Tip of the Day: Chocolate-covered espresso beans don't count as candy when eaten first thing in the morning; they're more like pills.
My Critique Partners (CPs) rock. They totally helped me get to where I am today in my journey. While I would've kept writing and working towards publication without them, I doubt I'd have an agent right now if they hadn't stuck with me for the past few years.
I know, I know, you all thought I was brilliant on my own. But alas, it takes time and gossip sessions -- I mean critique sessions! -- for me to reach my full writerly potential.
So in what ways have my CPs helped me get to where I am?

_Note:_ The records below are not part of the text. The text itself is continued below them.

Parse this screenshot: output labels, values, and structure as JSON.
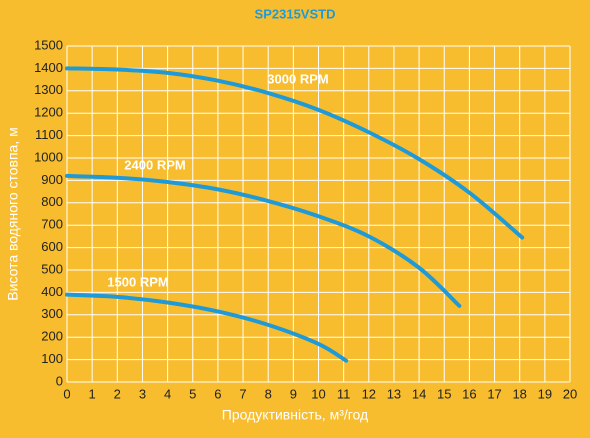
{
  "chart_data": {
    "type": "line",
    "title": "SP2315VSTD",
    "x_label": "Продуктивність, м³/год",
    "y_label": "Висота водяного стовпа, м",
    "xlim": [
      0,
      20
    ],
    "ylim": [
      0,
      1500
    ],
    "xticks": [
      0,
      1,
      2,
      3,
      4,
      5,
      6,
      7,
      8,
      9,
      10,
      11,
      12,
      13,
      14,
      15,
      16,
      17,
      18,
      19,
      20
    ],
    "yticks": [
      0,
      100,
      200,
      300,
      400,
      500,
      600,
      700,
      800,
      900,
      1000,
      1100,
      1200,
      1300,
      1400,
      1500
    ],
    "grid": true,
    "series": [
      {
        "name": "3000 RPM",
        "color": "#1f9ad6",
        "x": [
          0,
          2,
          4,
          6,
          8,
          10,
          12,
          14,
          16,
          18.1
        ],
        "values": [
          1400,
          1395,
          1380,
          1345,
          1290,
          1215,
          1115,
          995,
          845,
          645
        ]
      },
      {
        "name": "2400 RPM",
        "color": "#1f9ad6",
        "x": [
          0,
          2,
          4,
          6,
          8,
          10,
          12,
          14,
          15.6
        ],
        "values": [
          920,
          912,
          893,
          860,
          808,
          740,
          650,
          510,
          340
        ]
      },
      {
        "name": "1500 RPM",
        "color": "#1f9ad6",
        "x": [
          0,
          2,
          4,
          6,
          8,
          10,
          11.1
        ],
        "values": [
          390,
          380,
          355,
          315,
          255,
          170,
          95
        ]
      }
    ]
  }
}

1. They provide me with deadlines. When I knew they were waiting for pages from me to critique, I had to send them something or I'd look like a slacker (and when I didn't know them that well at first, I really didn't want them to label me SLACKER!), so I was forced to crank out some new material on a regular basis to send to them.
2. Their own writing is fabulous, and I want to be as good as them. By critting their pages, I was subconsciously shamed into wanting to write something even better. Not a competition between us, but a personal challenge for myself.
3. They give me excellent feedback and ideas. I never realized how questionable some of my scenes were until the fresh eyes of my CPs are on them, and brainstorming with them is worth more than I can say -- and is really fun, too!
4. Critting their work is a lesson on things to watch out for in my own writing. Like when I notice that Tina uses the word "smiles" 139 times her chapter 3, it immediately makes me notice my own overused words (I knew I had a problem with "just" when I found it 235 times in a 200 page manuscript....)
5. Their encouragement and praise is better than chocolate. At times when getting an agent seemed never ending, they kept telling me I had what it takes, and I love them for always believing in me.
6. My local in-person CPs are conveniently close for local writerly events. I know I'm blessed to have the talented Maureen and Kate close by -- without them I'd be going to the Teen Book Fest, Rochester Children's Book Festival, and Upstate NY SCBWI conferences all by myself. Not that there's anything wrong with that, but how much better is it to have another passionate kidlit writer around to share these experiences and boost my writing motivation?
7. My non-local CPs are good for different regional perspective. Like if I talk about Wegmans in my book, they'll be like "What's that?" because I forget that the grocery giant is only in a few states. Plus Em and Tina are a great excuse for a writing retreat road trip!
8. Talking with them keeps me in the writer form of mind. It's easy to lose focus, or to focus on the wrong parts of the writing process, so talking to others with the same goals is super helpful and motivating.
My CPs have made me a better, more focused, and driven a writer. When I signed with my agent, she said one of the reasons she wanted to rep me was my clear willingness to continually improve my craft, take critiques to heart, and keep on learning and striving for something better in my books and myself. It made me feel really good that she recognized that about me, and that my CPs all helped me learn and practice these very things.
If you are on the cusp of signing with an agent and just can't seem to break through, I highly recommend finding some positive but honest CPs. See what they suggest, talk stuff out with them, discuss the market for your book and what agents you should query, and keep going and writing and critting and revising. To find CPs, check out the amazing
Verla Kay chat board or join the SCBWI and log onto their discussion board.
Do you have CPs? Have they helped you on your writing journey?